I have a couple of questions concerning existence and description of transfers for Bloch groups and scissors congruence groups/pre-Bloch groups.

To fix notation and recall definitions:

From the general algebraic K-theory machinery, we get transfers on $K_3$. In particular, for a finite field extension $E/F$, we get a map $\operatorname{tr}_{E/F}:K_3(E)\to K_3(F)$ such that the composition $K_3(F)\to K_3(E)\stackrel{\operatorname{tr}_{E/F}}{\longrightarrow}K_3(F)$ is multiplication with the degree $[E:F]$.

Now by the work of Bloch, Dupont-Sah, Suslin and others, we have another description of $K_3(F)^{\operatorname{ind}}=K_3(F)/K_3^M(F)$ in terms of an exact sequence $$ 0\to \widetilde{\operatorname{Tor}}(\mu(F),\mu(F))\to K_3(F)^{\operatorname{ind}}\to B(F)\to 0. $$ In the above, the Bloch group $B(F)$ is defined as $$ B(F)=\ker\left(\mathcal{P}(F)\to \Lambda^2(F^\times):[x]\to x\wedge(1-x)\right) $$ and the group $\mathcal{P}(F)$ is the pre-Bloch group or scissors congruence group $$ \mathcal{P}(F)=\left(\bigoplus_{x\in F^\times\setminus\{1\}}\mathbb{Z}[x]\right) /\left([x]-[y]+[y/x]-[(1-x^{-1})/(1-y^{-1})]+[(1-x)/(1-y)]\right), $$ the relation coming from the five-term relation satisfied by the dilogarithm. In particular, elements of the Bloch group $B(F)$ can be written down as linear combinations of symbols $[x], x\in F^\times\setminus\{1\}$ satisfying certain relations.
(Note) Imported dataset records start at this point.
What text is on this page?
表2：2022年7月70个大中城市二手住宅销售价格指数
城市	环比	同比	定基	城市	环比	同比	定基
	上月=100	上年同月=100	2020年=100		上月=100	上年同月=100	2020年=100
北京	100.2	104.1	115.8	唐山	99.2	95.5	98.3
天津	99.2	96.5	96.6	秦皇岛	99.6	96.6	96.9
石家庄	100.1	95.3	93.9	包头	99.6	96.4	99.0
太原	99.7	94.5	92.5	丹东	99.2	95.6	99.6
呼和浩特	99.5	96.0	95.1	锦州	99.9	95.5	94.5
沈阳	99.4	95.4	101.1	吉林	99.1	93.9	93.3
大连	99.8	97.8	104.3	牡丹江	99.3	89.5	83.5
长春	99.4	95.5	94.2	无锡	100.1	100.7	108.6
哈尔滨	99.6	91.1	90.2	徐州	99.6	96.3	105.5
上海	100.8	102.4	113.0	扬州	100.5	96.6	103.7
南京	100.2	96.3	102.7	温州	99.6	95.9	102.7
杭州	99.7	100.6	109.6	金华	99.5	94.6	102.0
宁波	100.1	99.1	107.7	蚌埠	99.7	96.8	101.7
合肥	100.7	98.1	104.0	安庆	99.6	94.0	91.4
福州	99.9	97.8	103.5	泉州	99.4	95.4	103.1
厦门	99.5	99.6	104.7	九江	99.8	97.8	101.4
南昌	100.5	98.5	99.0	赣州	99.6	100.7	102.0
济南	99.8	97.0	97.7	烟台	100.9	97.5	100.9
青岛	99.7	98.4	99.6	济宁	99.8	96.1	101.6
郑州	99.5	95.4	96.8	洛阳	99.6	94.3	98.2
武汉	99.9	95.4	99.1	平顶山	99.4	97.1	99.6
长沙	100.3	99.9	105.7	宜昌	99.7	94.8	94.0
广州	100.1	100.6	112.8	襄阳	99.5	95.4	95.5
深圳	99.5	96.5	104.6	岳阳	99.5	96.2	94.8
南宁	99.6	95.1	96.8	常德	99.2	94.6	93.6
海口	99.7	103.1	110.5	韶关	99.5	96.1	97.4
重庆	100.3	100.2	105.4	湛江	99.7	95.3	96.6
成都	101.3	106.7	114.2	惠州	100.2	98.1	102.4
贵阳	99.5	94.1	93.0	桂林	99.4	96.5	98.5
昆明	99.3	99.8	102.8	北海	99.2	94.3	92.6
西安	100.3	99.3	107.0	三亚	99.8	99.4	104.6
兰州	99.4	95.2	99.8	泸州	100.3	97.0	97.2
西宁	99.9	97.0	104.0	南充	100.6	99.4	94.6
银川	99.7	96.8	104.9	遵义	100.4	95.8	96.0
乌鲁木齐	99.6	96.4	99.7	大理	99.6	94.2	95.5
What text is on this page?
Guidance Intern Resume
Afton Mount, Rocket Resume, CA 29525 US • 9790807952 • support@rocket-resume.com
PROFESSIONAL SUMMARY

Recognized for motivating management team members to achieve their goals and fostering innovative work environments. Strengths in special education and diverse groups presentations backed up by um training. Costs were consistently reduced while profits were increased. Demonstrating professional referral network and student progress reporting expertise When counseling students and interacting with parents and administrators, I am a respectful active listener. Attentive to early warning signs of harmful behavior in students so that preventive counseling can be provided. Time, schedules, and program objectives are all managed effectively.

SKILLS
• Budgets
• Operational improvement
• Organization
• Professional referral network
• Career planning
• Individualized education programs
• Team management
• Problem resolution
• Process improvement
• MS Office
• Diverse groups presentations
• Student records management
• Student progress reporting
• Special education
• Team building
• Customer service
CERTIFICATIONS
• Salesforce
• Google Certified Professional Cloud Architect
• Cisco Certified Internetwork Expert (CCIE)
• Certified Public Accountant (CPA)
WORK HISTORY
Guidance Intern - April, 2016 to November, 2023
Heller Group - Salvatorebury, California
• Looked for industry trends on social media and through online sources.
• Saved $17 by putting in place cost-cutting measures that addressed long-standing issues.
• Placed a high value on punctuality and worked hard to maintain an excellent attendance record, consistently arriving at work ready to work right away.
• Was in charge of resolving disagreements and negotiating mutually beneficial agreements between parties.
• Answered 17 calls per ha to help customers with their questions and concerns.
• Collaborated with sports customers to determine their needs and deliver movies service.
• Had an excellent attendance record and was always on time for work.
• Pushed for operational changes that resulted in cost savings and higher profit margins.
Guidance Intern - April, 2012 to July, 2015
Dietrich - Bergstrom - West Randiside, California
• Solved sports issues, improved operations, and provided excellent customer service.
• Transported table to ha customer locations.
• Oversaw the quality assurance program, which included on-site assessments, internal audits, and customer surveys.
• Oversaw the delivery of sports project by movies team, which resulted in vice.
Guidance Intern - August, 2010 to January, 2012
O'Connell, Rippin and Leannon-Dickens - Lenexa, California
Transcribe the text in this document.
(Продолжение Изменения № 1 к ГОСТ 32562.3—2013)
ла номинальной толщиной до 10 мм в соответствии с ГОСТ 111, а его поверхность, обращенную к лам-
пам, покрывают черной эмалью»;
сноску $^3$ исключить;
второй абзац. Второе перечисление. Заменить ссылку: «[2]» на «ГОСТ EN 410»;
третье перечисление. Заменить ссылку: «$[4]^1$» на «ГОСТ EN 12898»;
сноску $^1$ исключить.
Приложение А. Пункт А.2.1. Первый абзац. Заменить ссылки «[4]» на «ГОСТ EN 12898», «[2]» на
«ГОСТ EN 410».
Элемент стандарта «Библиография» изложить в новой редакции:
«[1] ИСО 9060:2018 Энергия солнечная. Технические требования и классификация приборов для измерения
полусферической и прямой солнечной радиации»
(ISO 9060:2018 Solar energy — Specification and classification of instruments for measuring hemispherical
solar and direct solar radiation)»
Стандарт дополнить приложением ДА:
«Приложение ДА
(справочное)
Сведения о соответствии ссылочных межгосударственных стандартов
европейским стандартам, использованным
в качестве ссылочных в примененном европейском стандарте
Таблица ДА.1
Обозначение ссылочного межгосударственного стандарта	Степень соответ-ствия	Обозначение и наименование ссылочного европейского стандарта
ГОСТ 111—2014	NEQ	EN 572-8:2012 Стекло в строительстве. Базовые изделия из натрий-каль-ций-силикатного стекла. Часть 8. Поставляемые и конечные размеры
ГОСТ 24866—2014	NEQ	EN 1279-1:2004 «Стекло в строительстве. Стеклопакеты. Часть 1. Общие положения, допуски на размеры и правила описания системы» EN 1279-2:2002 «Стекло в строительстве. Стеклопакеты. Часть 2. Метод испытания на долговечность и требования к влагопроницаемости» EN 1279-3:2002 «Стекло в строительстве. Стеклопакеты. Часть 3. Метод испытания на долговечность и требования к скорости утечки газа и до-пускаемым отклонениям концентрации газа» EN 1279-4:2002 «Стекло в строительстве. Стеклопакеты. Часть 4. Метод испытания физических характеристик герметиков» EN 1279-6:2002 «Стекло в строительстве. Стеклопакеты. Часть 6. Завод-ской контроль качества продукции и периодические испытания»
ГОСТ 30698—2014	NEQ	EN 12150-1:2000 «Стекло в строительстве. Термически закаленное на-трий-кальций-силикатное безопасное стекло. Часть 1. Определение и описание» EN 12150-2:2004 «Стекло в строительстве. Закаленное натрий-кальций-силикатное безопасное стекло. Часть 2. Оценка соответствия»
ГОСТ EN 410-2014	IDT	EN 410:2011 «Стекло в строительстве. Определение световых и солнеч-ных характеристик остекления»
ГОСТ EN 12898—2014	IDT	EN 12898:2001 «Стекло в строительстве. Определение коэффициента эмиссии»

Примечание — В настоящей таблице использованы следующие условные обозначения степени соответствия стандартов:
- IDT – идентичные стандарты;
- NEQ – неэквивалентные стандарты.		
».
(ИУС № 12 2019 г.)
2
Now I can formulate my questions on transfers on Bloch groups and scissors congruence groups.

Does the transfer on $K_3$ induce a transfer on the Bloch group? I think that this is not the case in general. The element $[x]+[1-x]\in B(F)$ is independent of $x$, and is typically denoted by $c_F$. The element $c_{\mathbb{R}}$ has exact order $6$ in $B(\mathbb{R})$, and the element $c_{\mathbb{C}}$ is trivial in $B(\mathbb{C})$. This seems to contradict transfers for the Bloch group (it does not contradict transfers for $K_3^{\operatorname{ind}}$ because the torsion moves from $B(F)$ to $\widetilde{\operatorname{Tor}}(\mu(F),\mu(F))$). Are there more torsion elements like this, in particular with other odd orders? Are there further obstructions to the existence of transfers on Bloch groups? If $F$ contains an algebraically closed fields, it follows from work of Suslin and Levine that $B(F)$ is uniquely $\ell$-divisible for $\ell$ different from the characteristic - in particular $c_F=0$. Does the $K$-theory transfer induce a transfer on the Bloch group in this situation? What would be a good reference?

Is there an explicit description of what the transfer map on $K_3$ does on the Bloch group? I would be interested in a description that only uses the definition of the Bloch group via points on $\mathbb{P}^1(F)\setminus\{0,1,\infty\}$ given above.

More generally, are there transfers known on scissors congruence groups/pre-Bloch groups? As written above, these groups are defined in terms of points on $\mathbb{P}^1\setminus\{0,1,\infty\}$ modulo the five-term relation. A very naive approach to the definition of transfers for pre-Bloch groups in an extension $E/F$ would be to sum over $E$-points lying over $F$-points of $\mathbb{P}^1\setminus\{0,1,\infty\}$. Has anyone ever tried to work this out, or are there known obstruction why this cannot provide a transfer? Assuming it works, how would one relate such a naive definition to the definition of transfers for algebraic K-theory? In a related direction, what torsion elements besides those in $B(F)$ are known in the scissors congruence groups over fields which are not algebraically closed (in the algebraically closed case, the scissors congruence groups are uniquely divisible)?